The Danger of Bannon
In his 2014 talk at the Vatican, Steve Bannon attempted to rally concern about a world plagued by standing elites who have sapped the middle class wealth of western democracies by exercising “crony capitalism.” His assertions, when isolated from his other nationalist viewpoints, could be straight from the lips of Elizabeth Warren or Bernie Sanders, who frequently use the same war cries. In his constructed reality, the “Davos elite” have pulled on the strings of power to shield themselves in the warm cloak of globalism and an internationalist ideology that has destroyed the working class, and threatens crucial Judeo-Christian foundations. The West, he asserts, is failing to guard our very strengths by letting in radical Islam and ceding ground to oppositional ideologies. The alt-right platform, Breitbart, was his sword for striking down the elite and their institutions. It doesn’t take much to catch his theme, which points a finger of blame at the Republican Party as much as the liberals. It seemed clear that his first step was to target and destroy the Republican establishment with his Tea Party followers, bringing down well-funded politicians like Eric Cantor and John Boehner. Sure, he would have to battle the liberals eventually, but that would come later, after his movement gave birth to a new conservative party.
It’s always hard to know whether someone’s rhetoric represents something akin to his or her core beliefs, or if it’s simply intended to derive a particular effect. Does Steve Bannon really concern himself with the hedge fund managers who extract capital without reciprocating value creation? Perhaps. Or is this a savvy method of drawing support from the white working class who have traditionally staffed the ranks of liberal constituencies? Also possible. One thing is clear, Steve Bannon does not represent interests that are familiar in our Post-WWII western world. A self-described Leninist, his desire to “burn it all down” doesn’t necessitate order, tradition, or consensus building. Now that he sits in the halls of power, his challenge is not letting Trump despair in the righteousness of his vision, or to simply get bored with him. I wonder, as he looks at the rising activism of the Left, the protesters in the streets, if he smiles to himself. Donald Trump is clearly not Steve Bannon’s endgame, but rather a beachhead for establishing influence to wage his campaign of disruption. It is by no means certain he will succeed to any degree that he imagines; in the end he may fly too close to the sun and lose his wings.
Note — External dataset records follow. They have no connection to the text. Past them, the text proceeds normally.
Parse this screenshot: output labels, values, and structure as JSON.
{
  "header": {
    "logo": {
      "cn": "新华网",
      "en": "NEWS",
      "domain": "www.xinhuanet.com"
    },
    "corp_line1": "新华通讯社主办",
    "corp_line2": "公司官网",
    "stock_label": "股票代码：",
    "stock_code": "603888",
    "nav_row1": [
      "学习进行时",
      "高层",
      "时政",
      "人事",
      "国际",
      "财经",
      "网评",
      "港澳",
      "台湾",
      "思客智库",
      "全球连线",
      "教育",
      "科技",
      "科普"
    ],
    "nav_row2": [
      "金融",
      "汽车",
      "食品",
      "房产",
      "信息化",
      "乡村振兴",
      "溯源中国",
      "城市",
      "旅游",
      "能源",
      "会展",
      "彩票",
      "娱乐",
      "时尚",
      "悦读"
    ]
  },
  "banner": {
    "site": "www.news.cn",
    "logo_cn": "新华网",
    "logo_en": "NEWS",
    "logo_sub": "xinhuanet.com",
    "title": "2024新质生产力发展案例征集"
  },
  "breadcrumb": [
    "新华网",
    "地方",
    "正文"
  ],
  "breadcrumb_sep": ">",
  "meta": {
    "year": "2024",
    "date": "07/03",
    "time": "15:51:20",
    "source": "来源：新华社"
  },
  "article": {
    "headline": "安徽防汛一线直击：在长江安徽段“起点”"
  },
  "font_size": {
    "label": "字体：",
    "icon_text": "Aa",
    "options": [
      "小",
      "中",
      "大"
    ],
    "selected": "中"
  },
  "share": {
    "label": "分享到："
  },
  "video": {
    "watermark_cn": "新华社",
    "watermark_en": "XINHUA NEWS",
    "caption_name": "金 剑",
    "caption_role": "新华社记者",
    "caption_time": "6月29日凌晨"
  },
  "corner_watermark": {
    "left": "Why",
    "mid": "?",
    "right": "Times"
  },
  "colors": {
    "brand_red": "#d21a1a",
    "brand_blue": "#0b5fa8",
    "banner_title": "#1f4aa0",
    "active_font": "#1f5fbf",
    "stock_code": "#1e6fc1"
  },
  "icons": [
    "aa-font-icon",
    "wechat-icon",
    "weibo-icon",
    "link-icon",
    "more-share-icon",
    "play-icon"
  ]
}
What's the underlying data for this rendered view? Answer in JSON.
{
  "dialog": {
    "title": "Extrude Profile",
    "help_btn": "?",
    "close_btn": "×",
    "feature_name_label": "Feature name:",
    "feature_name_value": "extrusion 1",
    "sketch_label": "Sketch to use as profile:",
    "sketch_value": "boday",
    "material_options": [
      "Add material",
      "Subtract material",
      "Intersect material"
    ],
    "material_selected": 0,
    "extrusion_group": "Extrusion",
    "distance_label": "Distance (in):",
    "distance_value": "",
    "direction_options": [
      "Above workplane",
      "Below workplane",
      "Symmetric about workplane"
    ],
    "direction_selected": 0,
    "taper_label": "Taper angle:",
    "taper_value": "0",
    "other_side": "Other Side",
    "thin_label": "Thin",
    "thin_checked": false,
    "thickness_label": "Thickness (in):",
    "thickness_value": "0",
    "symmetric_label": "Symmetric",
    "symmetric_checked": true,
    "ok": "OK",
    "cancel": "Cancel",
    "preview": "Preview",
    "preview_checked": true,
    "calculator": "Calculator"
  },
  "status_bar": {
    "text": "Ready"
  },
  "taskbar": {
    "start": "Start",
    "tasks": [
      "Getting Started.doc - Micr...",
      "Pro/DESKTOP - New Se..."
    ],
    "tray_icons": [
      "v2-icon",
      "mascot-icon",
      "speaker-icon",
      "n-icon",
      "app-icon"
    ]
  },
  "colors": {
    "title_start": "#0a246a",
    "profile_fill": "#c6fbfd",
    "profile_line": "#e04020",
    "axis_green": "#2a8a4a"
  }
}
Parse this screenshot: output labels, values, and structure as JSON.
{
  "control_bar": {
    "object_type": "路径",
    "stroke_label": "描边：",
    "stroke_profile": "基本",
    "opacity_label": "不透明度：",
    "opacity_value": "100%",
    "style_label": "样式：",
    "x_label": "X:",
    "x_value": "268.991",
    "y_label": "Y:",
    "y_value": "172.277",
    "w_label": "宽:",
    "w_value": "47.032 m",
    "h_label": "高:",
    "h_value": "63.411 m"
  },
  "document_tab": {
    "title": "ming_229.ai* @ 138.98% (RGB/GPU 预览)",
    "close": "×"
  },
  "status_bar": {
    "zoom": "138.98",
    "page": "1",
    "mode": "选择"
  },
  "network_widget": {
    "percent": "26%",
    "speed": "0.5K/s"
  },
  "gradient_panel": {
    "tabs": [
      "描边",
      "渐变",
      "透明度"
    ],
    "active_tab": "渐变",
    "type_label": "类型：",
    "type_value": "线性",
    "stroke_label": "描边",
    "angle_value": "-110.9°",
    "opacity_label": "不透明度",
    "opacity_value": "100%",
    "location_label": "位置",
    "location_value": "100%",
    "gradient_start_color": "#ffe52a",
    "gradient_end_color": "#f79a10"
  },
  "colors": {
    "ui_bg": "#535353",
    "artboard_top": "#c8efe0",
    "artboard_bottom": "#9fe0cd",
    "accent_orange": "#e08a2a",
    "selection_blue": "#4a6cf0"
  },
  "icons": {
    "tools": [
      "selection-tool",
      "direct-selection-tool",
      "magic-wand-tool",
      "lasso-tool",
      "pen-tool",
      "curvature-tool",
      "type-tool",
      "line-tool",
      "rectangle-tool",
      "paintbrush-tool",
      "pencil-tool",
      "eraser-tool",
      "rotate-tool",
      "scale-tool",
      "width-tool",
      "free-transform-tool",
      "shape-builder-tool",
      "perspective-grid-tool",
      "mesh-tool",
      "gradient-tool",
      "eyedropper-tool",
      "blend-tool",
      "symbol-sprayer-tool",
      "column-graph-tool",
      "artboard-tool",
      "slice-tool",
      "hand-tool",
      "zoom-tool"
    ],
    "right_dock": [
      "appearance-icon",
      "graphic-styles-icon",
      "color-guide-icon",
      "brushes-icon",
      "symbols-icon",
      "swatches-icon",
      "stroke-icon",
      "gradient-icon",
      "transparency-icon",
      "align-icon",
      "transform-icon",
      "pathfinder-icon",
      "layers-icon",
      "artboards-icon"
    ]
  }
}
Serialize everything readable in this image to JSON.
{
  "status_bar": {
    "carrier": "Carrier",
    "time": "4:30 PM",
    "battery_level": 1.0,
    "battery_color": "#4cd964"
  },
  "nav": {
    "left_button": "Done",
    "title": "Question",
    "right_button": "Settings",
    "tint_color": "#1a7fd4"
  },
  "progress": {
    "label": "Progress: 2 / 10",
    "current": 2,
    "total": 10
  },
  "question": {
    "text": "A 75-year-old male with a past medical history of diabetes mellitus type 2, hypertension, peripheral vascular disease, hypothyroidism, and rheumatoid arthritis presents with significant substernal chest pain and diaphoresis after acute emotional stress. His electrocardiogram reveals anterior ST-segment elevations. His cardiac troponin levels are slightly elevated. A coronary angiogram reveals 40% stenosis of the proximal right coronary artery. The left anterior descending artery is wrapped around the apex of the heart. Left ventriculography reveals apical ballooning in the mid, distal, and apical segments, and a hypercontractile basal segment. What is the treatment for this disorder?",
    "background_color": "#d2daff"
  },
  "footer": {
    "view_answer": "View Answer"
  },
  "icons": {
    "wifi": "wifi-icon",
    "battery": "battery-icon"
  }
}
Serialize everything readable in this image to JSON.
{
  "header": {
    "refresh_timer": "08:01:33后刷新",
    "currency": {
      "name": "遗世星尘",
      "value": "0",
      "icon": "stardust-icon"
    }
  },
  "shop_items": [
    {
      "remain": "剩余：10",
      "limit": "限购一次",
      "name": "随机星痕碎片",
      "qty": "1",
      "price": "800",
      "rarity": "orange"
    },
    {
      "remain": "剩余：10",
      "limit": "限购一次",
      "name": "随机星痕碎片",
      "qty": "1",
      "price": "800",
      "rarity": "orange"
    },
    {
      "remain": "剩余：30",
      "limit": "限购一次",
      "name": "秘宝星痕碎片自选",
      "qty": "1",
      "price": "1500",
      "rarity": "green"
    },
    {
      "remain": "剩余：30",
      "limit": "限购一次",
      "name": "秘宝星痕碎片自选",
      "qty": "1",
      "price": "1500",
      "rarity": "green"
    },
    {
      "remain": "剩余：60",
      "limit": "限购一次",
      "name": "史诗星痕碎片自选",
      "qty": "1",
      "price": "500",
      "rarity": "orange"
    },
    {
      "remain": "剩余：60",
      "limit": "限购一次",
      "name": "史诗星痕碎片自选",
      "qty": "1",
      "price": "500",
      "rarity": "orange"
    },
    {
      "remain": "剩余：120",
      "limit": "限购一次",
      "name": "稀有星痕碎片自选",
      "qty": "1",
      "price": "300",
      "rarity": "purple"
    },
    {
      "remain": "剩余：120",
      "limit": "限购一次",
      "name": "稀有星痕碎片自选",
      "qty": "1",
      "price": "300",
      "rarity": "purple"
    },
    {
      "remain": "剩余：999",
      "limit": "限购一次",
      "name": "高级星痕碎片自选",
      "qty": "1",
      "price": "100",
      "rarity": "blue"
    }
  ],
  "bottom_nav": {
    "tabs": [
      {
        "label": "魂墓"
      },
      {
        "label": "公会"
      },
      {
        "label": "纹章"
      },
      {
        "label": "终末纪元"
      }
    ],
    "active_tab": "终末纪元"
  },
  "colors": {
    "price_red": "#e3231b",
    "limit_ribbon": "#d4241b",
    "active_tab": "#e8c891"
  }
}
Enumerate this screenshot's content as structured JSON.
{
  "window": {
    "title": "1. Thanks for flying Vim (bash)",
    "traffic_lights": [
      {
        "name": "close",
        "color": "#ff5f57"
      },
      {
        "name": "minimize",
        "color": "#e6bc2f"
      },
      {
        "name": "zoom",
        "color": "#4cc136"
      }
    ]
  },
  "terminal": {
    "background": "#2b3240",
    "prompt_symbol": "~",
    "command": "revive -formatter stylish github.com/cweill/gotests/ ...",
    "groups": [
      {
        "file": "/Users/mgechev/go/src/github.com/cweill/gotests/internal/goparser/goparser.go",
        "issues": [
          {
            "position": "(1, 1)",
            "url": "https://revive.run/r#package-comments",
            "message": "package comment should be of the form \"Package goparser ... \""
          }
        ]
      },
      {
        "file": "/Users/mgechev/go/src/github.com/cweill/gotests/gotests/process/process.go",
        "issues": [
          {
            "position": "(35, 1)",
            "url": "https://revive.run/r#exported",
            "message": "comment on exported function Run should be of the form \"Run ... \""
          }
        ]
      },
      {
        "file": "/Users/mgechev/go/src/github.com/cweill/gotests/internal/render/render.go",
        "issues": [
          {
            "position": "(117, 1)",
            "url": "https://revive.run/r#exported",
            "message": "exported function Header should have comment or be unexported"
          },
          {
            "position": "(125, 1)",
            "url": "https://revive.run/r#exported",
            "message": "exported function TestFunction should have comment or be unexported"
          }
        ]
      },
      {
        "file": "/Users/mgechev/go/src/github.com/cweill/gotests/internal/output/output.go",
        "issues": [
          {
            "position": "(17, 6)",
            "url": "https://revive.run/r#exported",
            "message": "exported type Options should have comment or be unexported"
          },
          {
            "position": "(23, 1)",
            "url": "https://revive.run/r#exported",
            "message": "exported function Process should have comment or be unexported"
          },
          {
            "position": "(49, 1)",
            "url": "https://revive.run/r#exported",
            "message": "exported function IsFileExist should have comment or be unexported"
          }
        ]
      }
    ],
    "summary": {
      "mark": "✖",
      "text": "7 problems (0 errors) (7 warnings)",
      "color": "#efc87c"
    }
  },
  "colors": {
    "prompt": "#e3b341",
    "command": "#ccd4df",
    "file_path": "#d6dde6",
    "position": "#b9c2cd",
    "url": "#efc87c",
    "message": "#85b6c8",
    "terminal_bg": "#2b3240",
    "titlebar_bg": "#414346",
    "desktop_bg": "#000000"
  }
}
I am concerned about the rise of white nationalism, in this country and in others, but these elements do not represent the greatest threat that Bannon brings to the table. Bannon looks at these alt-right soldiers, derivatives of the KKK, as an ugly but benign tumor, something he can’t remove without killing his own movement, and the movement must survive. It is a movement he envisions will be capable of writing the next page of history, one that tears the US out from under the control of globalists and reestablishes some former glory, one I would contend never truly existed. Any assertion, by Bannon or others, that the US can back-peddle out of international engagement without severe diminishment of our capacity to achieve critical interests, is very misguided. While some will contend that we live in a more dangerous world, we also live in an age where major powers largely maintain the peace between each other. The conclusion of the Cold War has ushered in conflict between small states, lesser powers, non-state actors, and weak-failing states, but we have thankfully moved away from an era of global military competition. Trade, communication, and international cooperation have worked, diffusing tensions, raising the stakes of failure and lowering the likelihood of any given state using force to establish policy. This is not to whitewash our challenges, but rather to put this into a perspective that will allow us to better weigh the risks of discarding the international buffers that protects us from war. By misdirecting our fear towards Islam and placing blame on trade agreements, Bannon is quite actively leading us towards greater global danger.